MEVER: Multi-Modal and Explainable Claim Verification with Graph-based Evidence Retrieval
This addresses the need for accurate and transparent claim verification in multi-modal contexts, particularly in scientific domains, though it is incremental as it builds on existing verification and explainability methods.
The paper tackles the problem of verifying claims by jointly reasoning over both textual and visual evidence and generating explanations, proposing a model that integrates multi-modal evidence retrieval, verification, and explanation generation, and experiments show its strength with a new scientific dataset AIChartClaim.
Verifying the truthfulness of claims usually requires joint multi-modal reasoning over both textual and visual evidence, such as analyzing both textual caption and chart image for claim verification.

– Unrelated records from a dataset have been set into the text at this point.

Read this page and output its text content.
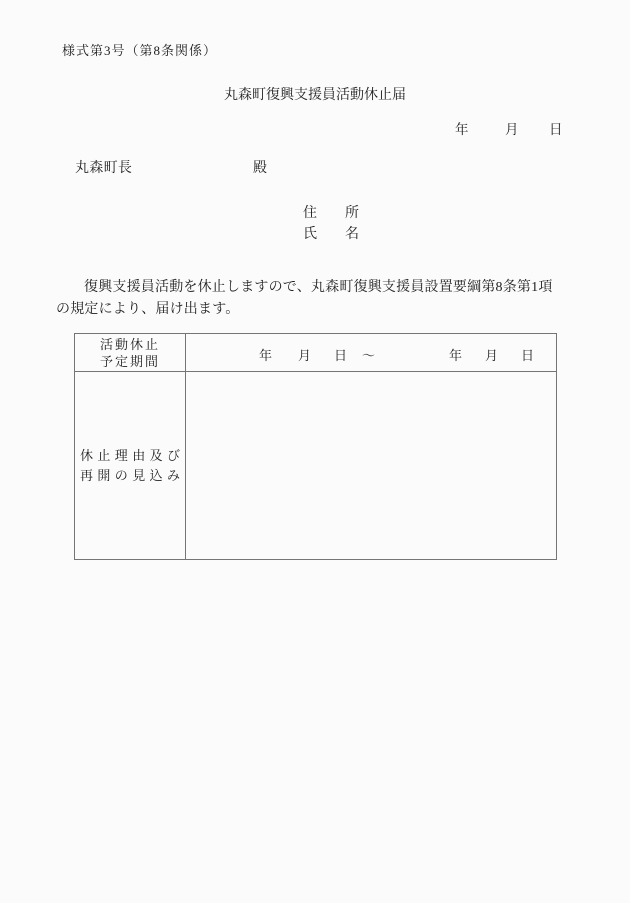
様式第3号（第8条関係）
丸森町復興支援員活動休止届
年	月 日
丸森町長	殿
住　所
氏　名
復興支援員活動を休止しますので、丸森町復興支援員設置要綱第8条第1項
の規定により、届け出ます。
活動休止
予定期間	年 月 日 ～	年 月 日
休止理由及び
再開の見込み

In addition, to make the reasoning process transparent, a textual explanation is necessary to justify the verification result. However, most claim verification works mainly focus on the reasoning over textual evidence only or ignore the explainability, resulting in inaccurate and unconvincing verification. To address this problem, we propose a novel model that jointly achieves evidence retrieval, multi-modal claim verification, and explanation generation. For evidence retrieval, we construct a two-layer multi-modal graph for claims and evidence, where we design image-to-text and text-to-image reasoning for multi-modal retrieval. For claim verification, we propose token- and evidence-level fusion to integrate claim and evidence embeddings for multi-modal verification. For explanation generation, we introduce multi-modal Fusion-in-Decoder for explainability. Finally, since almost all the datasets are in general domain, we create a scientific dataset, AIChartClaim, in AI domain to complement claim verification community. Experiments show the strength of our model.